Ich glaube, er verstand es ganz und gar nicht. Lucy und ich machen uns manchmal einen Spaß daraus zu schätzen, wann die Leute zum letzten Mal Sex hatten. Bobby sah aus wie jemand, der schon seit Jahren nicht mehr zum Zug gekommen war. Mich beschlichen sogar Zweifel, ob er sich jemals einen runterholte. Lucy kann so was viel besser als ich erkennen. Sie behauptet, man könnte es am unteren Teil der Handfläche eines Mannes erkennen, ob er oft onaniert.

»Ich bin nicht meinetwegen hier«, sagte Bobby.

»Ach nein«, seufzte ich. Um wen geht es dann? Um Papi? Mami?
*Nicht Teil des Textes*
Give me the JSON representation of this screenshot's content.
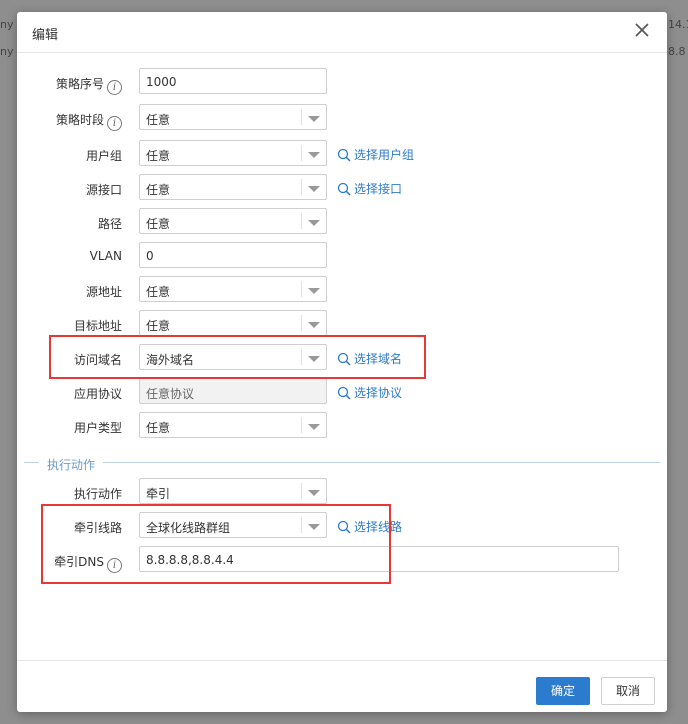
{
  "background": {
    "row1_right": "14.1",
    "row2_right": "8.8",
    "row1_left": "ny",
    "row2_left": "ny"
  },
  "dialog": {
    "title": "编辑",
    "fields": {
      "priority": {
        "label": "策略序号",
        "value": "1000"
      },
      "schedule": {
        "label": "策略时段",
        "value": "任意"
      },
      "user_group": {
        "label": "用户组",
        "value": "任意",
        "link": "选择用户组"
      },
      "src_interface": {
        "label": "源接口",
        "value": "任意",
        "link": "选择接口"
      },
      "path": {
        "label": "路径",
        "value": "任意"
      },
      "vlan": {
        "label": "VLAN",
        "value": "0"
      },
      "src_addr": {
        "label": "源地址",
        "value": "任意"
      },
      "dst_addr": {
        "label": "目标地址",
        "value": "任意"
      },
      "domain": {
        "label": "访问域名",
        "value": "海外域名",
        "link": "选择域名"
      },
      "protocol": {
        "label": "应用协议",
        "value": "任意协议",
        "link": "选择协议"
      },
      "user_type": {
        "label": "用户类型",
        "value": "任意"
      }
    },
    "action_section": "执行动作",
    "action": {
      "action": {
        "label": "执行动作",
        "value": "牵引"
      },
      "line": {
        "label": "牵引线路",
        "value": "全球化线路群组",
        "link": "选择线路"
      },
      "dns": {
        "label": "牵引DNS",
        "value": "8.8.8.8,8.8.4.4"
      }
    },
    "buttons": {
      "ok": "确定",
      "cancel": "取消"
    }
  },
  "colors": {
    "accent": "#2b7bcf",
    "highlight": "#e53935"
  }
}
Oder um Ihren Kumpel, der die Alte, die er vorige Woche beklaut hat, eigentlich gar nicht niederschlagen wollte?

Sagte ich allerdings nicht.

Ich hab gelernt, die Schnauze zu halten, wenn es nötig ist.
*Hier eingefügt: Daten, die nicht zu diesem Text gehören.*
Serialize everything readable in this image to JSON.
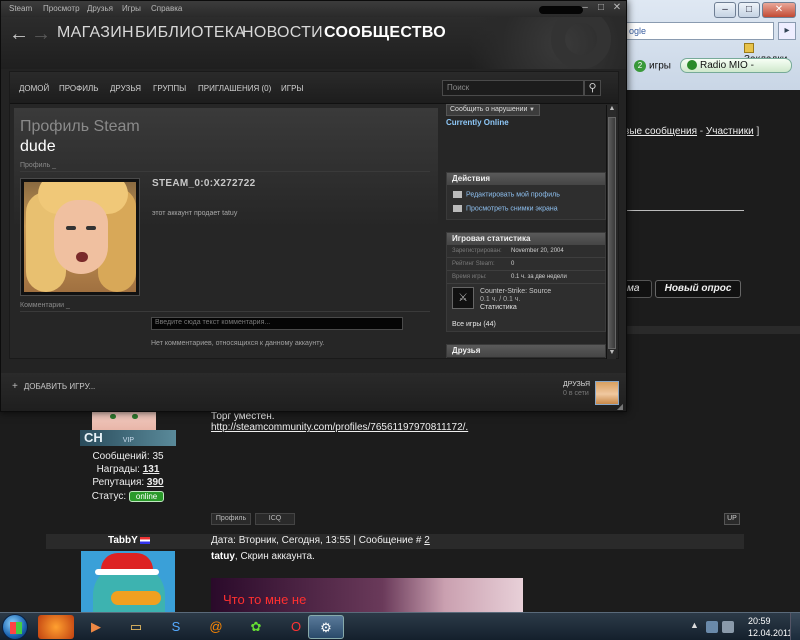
{
  "steam": {
    "menu": [
      "Steam",
      "Просмотр",
      "Друзья",
      "Игры",
      "Справка"
    ],
    "nav": [
      "МАГАЗИН",
      "БИБЛИОТЕКА",
      "НОВОСТИ",
      "СООБЩЕСТВО"
    ],
    "subnav": [
      "ДОМОЙ",
      "ПРОФИЛЬ",
      "ДРУЗЬЯ",
      "ГРУППЫ",
      "ПРИГЛАШЕНИЯ (0)",
      "ИГРЫ"
    ],
    "search_placeholder": "Поиск",
    "profile": {
      "title": "Профиль Steam",
      "name": "dude",
      "section_label": "Профиль _",
      "steam_id": "STEAM_0:0:X272722",
      "summary": "этот аккаунт продает tatuy",
      "comments_label": "Комментарии _",
      "comment_placeholder": "Введите сюда текст комментария...",
      "no_comments": "Нет комментариев, относящихся к данному аккаунту."
    },
    "side": {
      "report": "Сообщить о нарушении",
      "status": "Currently Online",
      "actions_title": "Действия",
      "actions": [
        "Редактировать мой профиль",
        "Просмотреть снимки экрана"
      ],
      "stats_title": "Игровая статистика",
      "stats": [
        {
          "k": "Зарегистрирован:",
          "v": "November 20, 2004"
        },
        {
          "k": "Рейтинг Steam:",
          "v": "0"
        },
        {
          "k": "Время игры:",
          "v": "0.1 ч. за две недели"
        }
      ],
      "game_name": "Counter-Strike: Source",
      "game_hours": "0.1 ч. / 0.1 ч.",
      "game_stats": "Статистика",
      "all_games": "Все игры (44)",
      "friends_title": "Друзья"
    },
    "footer": {
      "add_game": "ДОБАВИТЬ ИГРУ...",
      "friends": "ДРУЗЬЯ",
      "friends_online": "0 в сети"
    }
  },
  "browser": {
    "address": "ogle",
    "bookmarks": "Закладки",
    "games": "игры",
    "radio": "Radio MIO -",
    "forum_links": [
      "вые сообщения",
      " - ",
      "Участники",
      " ]"
    ],
    "btn_partial": "ма",
    "btn_new_poll": "Новый опрос"
  },
  "forum": {
    "post1": {
      "messages": "Сообщений: 35",
      "awards_label": "Награды: ",
      "awards": "131",
      "rep_label": "Репутация: ",
      "rep": "390",
      "status_label": "Статус: ",
      "status": "online",
      "text": "Торг уместен.",
      "link": "http://steamcommunity.com/profiles/76561197970811172/.",
      "buttons": [
        "Профиль",
        "ICQ"
      ],
      "up": "UP"
    },
    "post2": {
      "author": "TabbY",
      "date_prefix": "Дата: Вторник, Сегодня, 13:55 | Сообщение # ",
      "number": "2",
      "author_inline": "tatuy",
      "text": ", Скрин аккаунта.",
      "image_caption": "Что то мне не"
    }
  },
  "taskbar": {
    "time": "20:59",
    "date": "12.04.2011"
  },
  "colors": {
    "accent_link": "#8ec8f8",
    "online": "#2a9a2a",
    "caption_red": "#ff3030"
  }
}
»Es geht um meine Schwester«, sagte Bobby.

Er wand sich ein wenig, und zum ersten Mal, seit er eingetreten war, wurde sein Blick beinahe sanft. Ich faltete die Hände auf dem Schreibtisch und legte einen Gesichtsausdruck auf, von dem ich hoffte, dass er Geduld ausstrahlte.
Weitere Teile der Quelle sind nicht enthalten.